The potential use of near-infrared (NIR) spectroscopy as a characterization tool for organo-clays would be a great asset but little work has been done in this regard because the application of NIR to clay mineral studies is a relatively new phenomenon. The purpose of this study was to use NIR spectroscopy to investigate the effect of alkylammonium cations on the acid dissolution of a high-charge montmorillonite (SAz-1). Detailed analysis of the spectra of Li+-, TMA+- (tetramethylammonium), and HDTMA+- (hexadecyltrimethylammonium) saturated SAz-1 montmorillonite in the NIR region was achieved by comparing the first overtone (2ν) and combination (ν+δ) bands of XH groups (X = O, C) with the fundamental stretching (ν) and bending (δ) vibrations observed in the mid-infrared (MIR) region. Comprehensive analysis of the vibrational modes of CH3–N, CH3–C, and –CH2–C groups of TMA+ and HDTMA+ cations detected in the MIR and NIR regions was also performed. Both MIR and NIR spectra demonstrated that exchange of Li+ by TMA+ only slightly improved the resistance of SAz-1 layers to dissolution in 6 M HCl at 80°C, while exchange by the larger HDTMA+ cations almost completely protected the montmorillonite layers from acid attack. Use of NIR spectra in reaching these conclusions was crucial. Only in the NIR region could the creation of SiOH groups be monitored, which is an important indicator of the acidification of the montmorillonite surface.
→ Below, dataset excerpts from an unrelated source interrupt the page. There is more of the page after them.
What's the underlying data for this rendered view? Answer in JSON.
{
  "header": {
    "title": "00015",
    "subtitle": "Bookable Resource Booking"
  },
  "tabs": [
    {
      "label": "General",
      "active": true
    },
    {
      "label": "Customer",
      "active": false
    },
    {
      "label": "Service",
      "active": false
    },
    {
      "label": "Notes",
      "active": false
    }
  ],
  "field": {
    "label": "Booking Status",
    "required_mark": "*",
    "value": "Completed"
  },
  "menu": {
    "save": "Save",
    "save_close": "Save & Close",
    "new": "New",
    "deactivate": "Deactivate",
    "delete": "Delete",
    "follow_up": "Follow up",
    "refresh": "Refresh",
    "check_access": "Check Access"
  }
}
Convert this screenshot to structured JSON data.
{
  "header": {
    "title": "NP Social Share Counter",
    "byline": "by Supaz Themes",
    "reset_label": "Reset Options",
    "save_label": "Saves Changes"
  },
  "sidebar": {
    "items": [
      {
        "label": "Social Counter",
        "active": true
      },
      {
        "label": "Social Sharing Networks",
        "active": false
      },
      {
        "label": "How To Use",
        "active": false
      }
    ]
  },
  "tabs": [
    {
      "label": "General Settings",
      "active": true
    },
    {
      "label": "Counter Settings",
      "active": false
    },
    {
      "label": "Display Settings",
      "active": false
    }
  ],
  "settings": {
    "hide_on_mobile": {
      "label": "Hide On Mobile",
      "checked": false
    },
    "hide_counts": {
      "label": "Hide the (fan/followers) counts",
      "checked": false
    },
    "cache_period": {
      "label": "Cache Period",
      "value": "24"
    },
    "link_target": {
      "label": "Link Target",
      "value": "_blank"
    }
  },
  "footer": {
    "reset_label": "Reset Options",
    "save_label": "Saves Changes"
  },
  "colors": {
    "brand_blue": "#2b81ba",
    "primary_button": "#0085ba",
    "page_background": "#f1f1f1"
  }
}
The OH-overtone region in the spectra of Li-SAz-1 and TMA-SAz-1 revealed that the SiOH band near 7315 cm−1 increases in intensity with enhanced acid treatment. In contrast, no SiOH groups were identified in the NIR spectra of HDTMA-SAz-1 treated in HCl, indicating that HDTMA+ completely covers the inner and outer surfaces of the montmorillonite and hinders access of protons to the Si–O bonds created upon acid treatment.